José Simões Dias

 

José Simões Dias nasceu na Benfeita (Arganil) a 05 de Fevereiro de 1844. Filho de António Simões Dias, proprietário, natural das Luadas, e de Maria do Rosário Gonçalves, José Simões Dias veio a falecer com 55 anos de idade, no dia 3 de Março de 1899, na cidade de Lisboa, vítima de uma dilatação congénita da aorta.

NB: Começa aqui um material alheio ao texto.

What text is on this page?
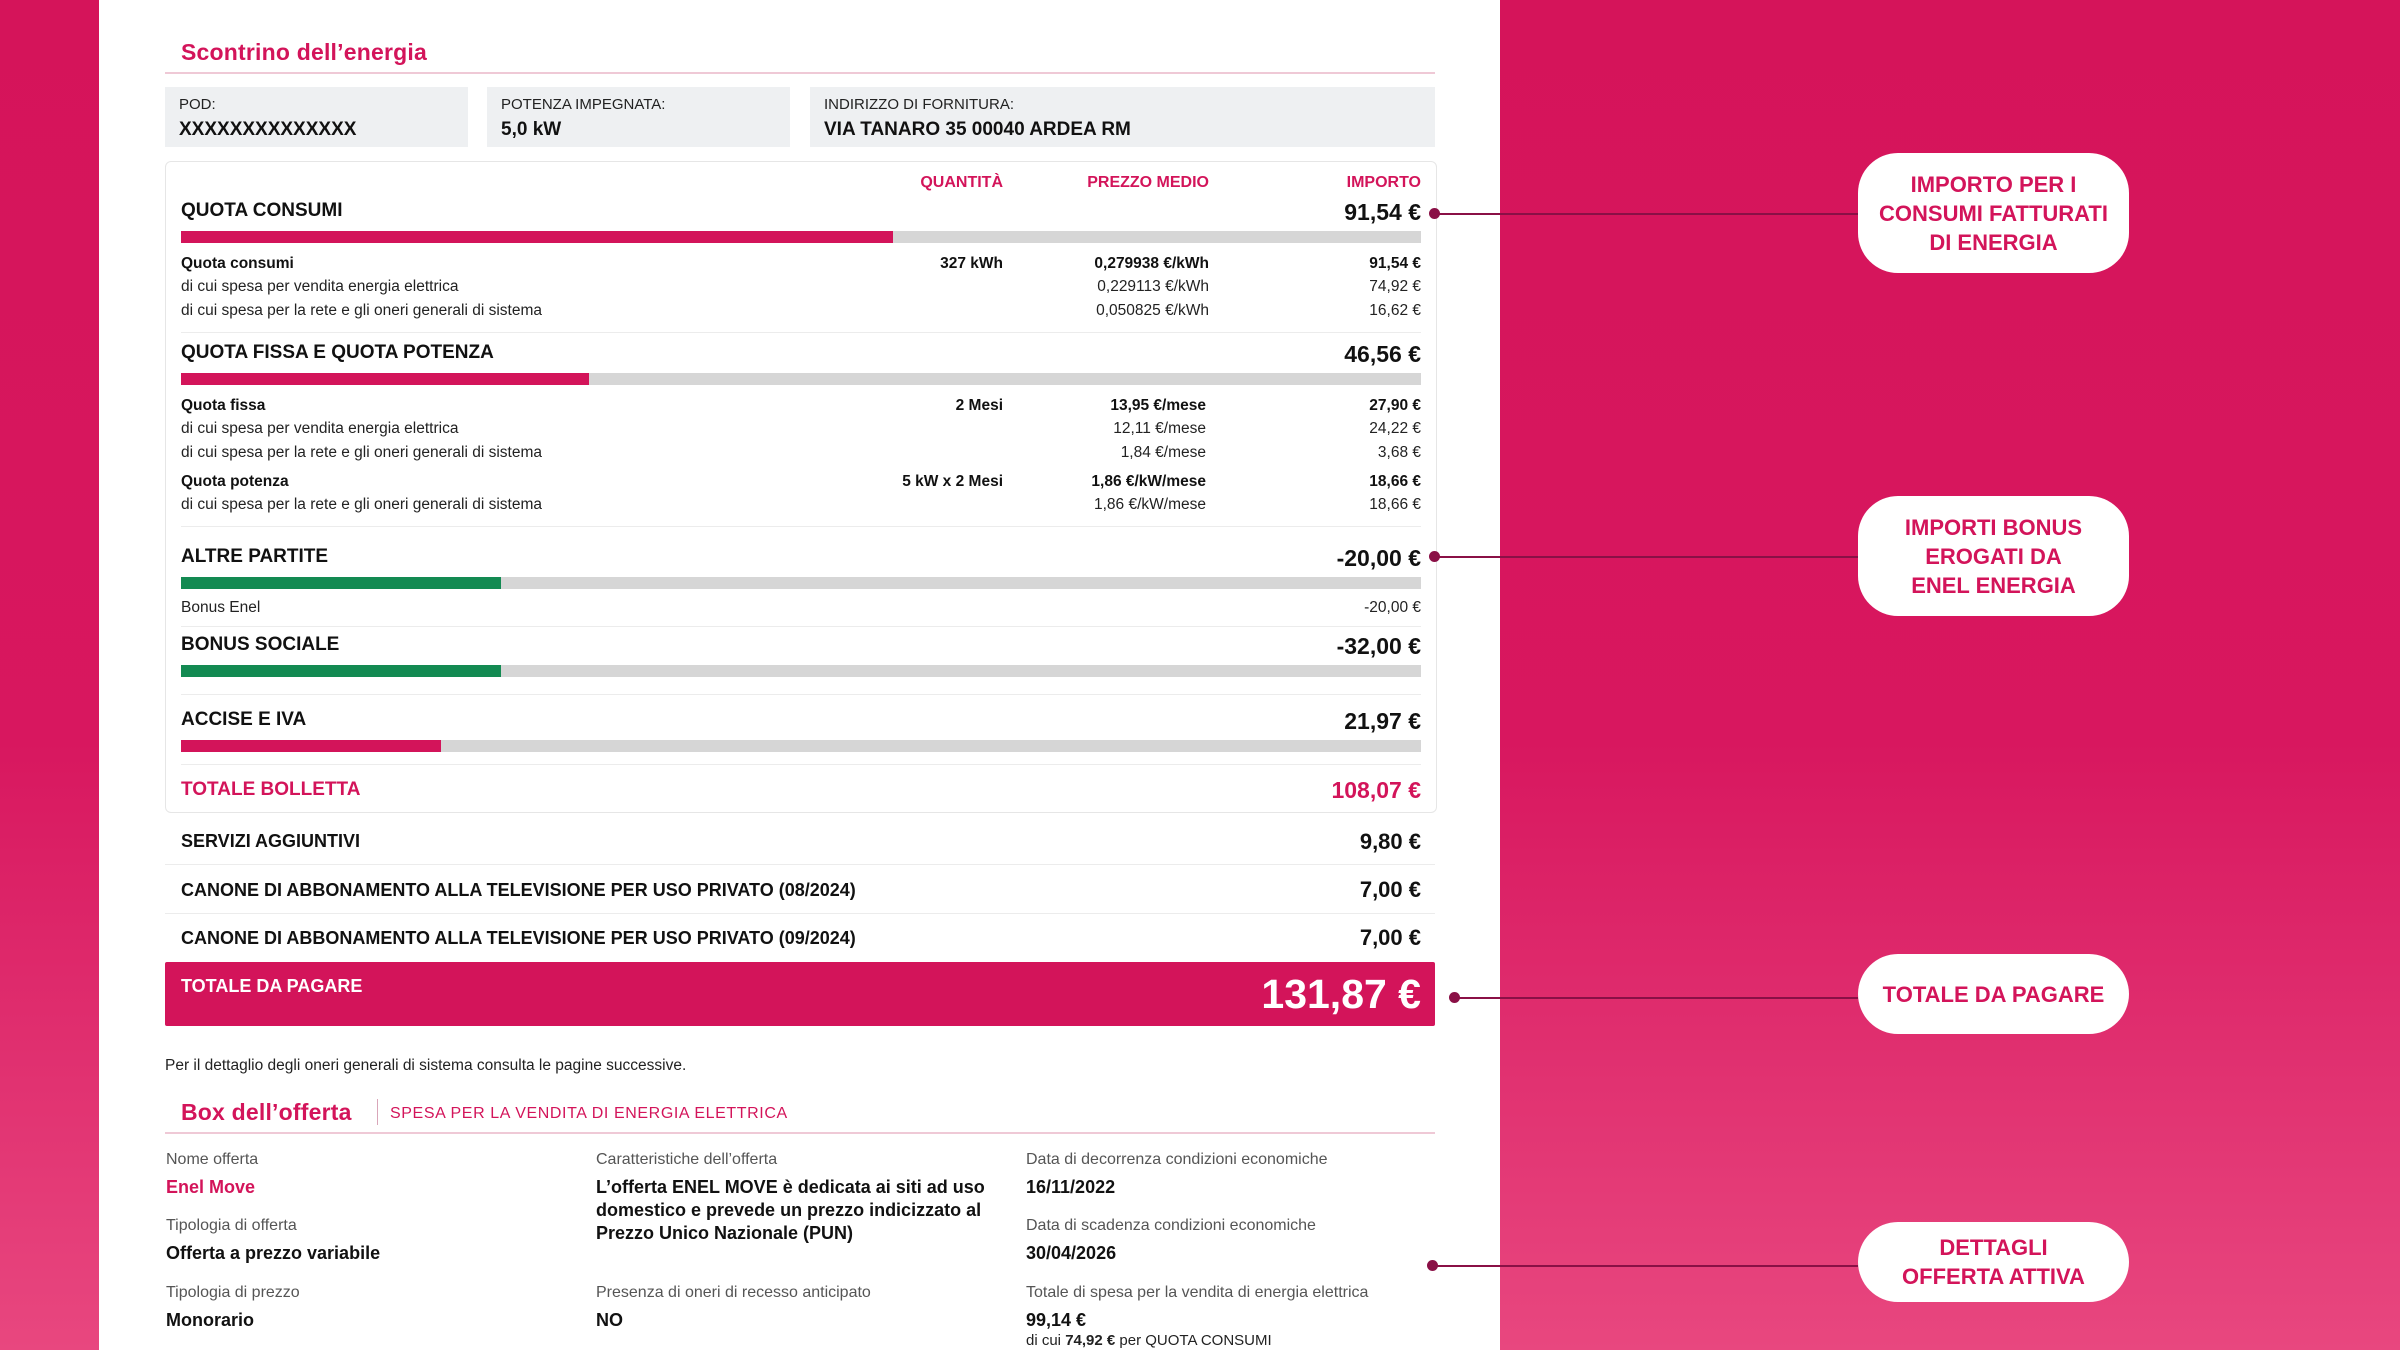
Scontrino dell’energia
POD:
XXXXXXXXXXXXXX
POTENZA IMPEGNATA:
5,0 kW
INDIRIZZO DI FORNITURA:
VIA TANARO 35 00040 ARDEA RM
QUANTITÀ	PREZZO MEDIO	IMPORTO
QUOTA CONSUMI	91,54 €
Quota consumi	327 kWh	0,279938 €/kWh	91,54 €
di cui spesa per vendita energia elettrica	0,229113 €/kWh	74,92 €
di cui spesa per la rete e gli oneri generali di sistema	0,050825 €/kWh	16,62 €
QUOTA FISSA E QUOTA POTENZA	46,56 €
Quota fissa	2 Mesi	13,95 €/mese	27,90 €
di cui spesa per vendita energia elettrica	12,11 €/mese	24,22 €
di cui spesa per la rete e gli oneri generali di sistema	1,84 €/mese	3,68 €
Quota potenza	5 kW x 2 Mesi	1,86 €/kW/mese	18,66 €
di cui spesa per la rete e gli oneri generali di sistema	1,86 €/kW/mese	18,66 €
ALTRE PARTITE	-20,00 €
Bonus Enel	-20,00 €
BONUS SOCIALE	-32,00 €
ACCISE E IVA	21,97 €
TOTALE BOLLETTA	108,07 €
SERVIZI AGGIUNTIVI	9,80 €
CANONE DI ABBONAMENTO ALLA TELEVISIONE PER USO PRIVATO (08/2024)	7,00 €
CANONE DI ABBONAMENTO ALLA TELEVISIONE PER USO PRIVATO (09/2024)	7,00 €
TOTALE DA PAGARE	131,87 €
Per il dettaglio degli oneri generali di sistema consulta le pagine successive.
Box dell’offerta SPESA PER LA VENDITA DI ENERGIA ELETTRICA
Nome offerta
Enel Move
Tipologia di offerta
Offerta a prezzo variabile
Tipologia di prezzo
Monorario
Caratteristiche dell’offerta
L’offerta ENEL MOVE è dedicata ai siti ad uso
domestico e prevede un prezzo indicizzato al
Prezzo Unico Nazionale (PUN)
Presenza di oneri di recesso anticipato
NO
Data di decorrenza condizioni economiche
16/11/2022
Data di scadenza condizioni economiche
30/04/2026
Totale di spesa per la vendita di energia elettrica
99,14 €
di cui 74,92 € per QUOTA CONSUMI
IMPORTO PER I
CONSUMI FATTURATI
DI ENERGIA
IMPORTI BONUS
EROGATI DA
ENEL ENERGIA
TOTALE DA PAGARE
DETTAGLI
OFFERTA ATTIVA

Concluiu os seus estudos primários em 1854, tendo seguido para Pedrógão Grande, distrito de Leiria, para casa do pároco, seu tio Albino Simões Dias Cardoso, para iniciar os seus estudos de Latim. Aos 13 anos vai para casa de um parente, em Coimbra, onde a sua vida foi sempre eivada de rara parcimónia e sucessivas dificuldades. Cedendo à vontade dos parentes, que o desejavam clérigo, fez os estudos preparatórios e inscreveu-se num curso de teologia, que terminou aos 17 anos de idade, não sendo ordenado logo sacerdote precisamente por falta de idade. Matriculou-se na Universidade, ao mesmo tempo que leccionou como professor particular. Em 1868 terminou brilhantemente o seu curso de direito, tendo sido convidado a ingressar no corpo docente da Universidade, não tendo aceite. Em 1869 é nomeado para a cadeira de português, francês, latim, economia rural e administração pública, na cidade de Elvas, onde viveu desde que casara e onde morre a sua primeira mulher, em 1870. Desgostoso muda-se para Lisboa e trabalha na Secretaria da Justiça. Logo em 1871 transfere-se para Viseu, onde lecciona no liceu local. Um ano depois da sua chegada a Viseu, casa-se, pela segunda vez. Deste enlace proveio uma filha.

 

Eleito deputado, às cortes, por Mangualde, em 1879, estreou-se como orador parlamentar de excelentes recursos, ao propor que fosse considerado dia de gala nacional, o dia em que se comemorava o tricentenário da morte de Camões. Três legislaturas mais o tiveram por deputado, até1892.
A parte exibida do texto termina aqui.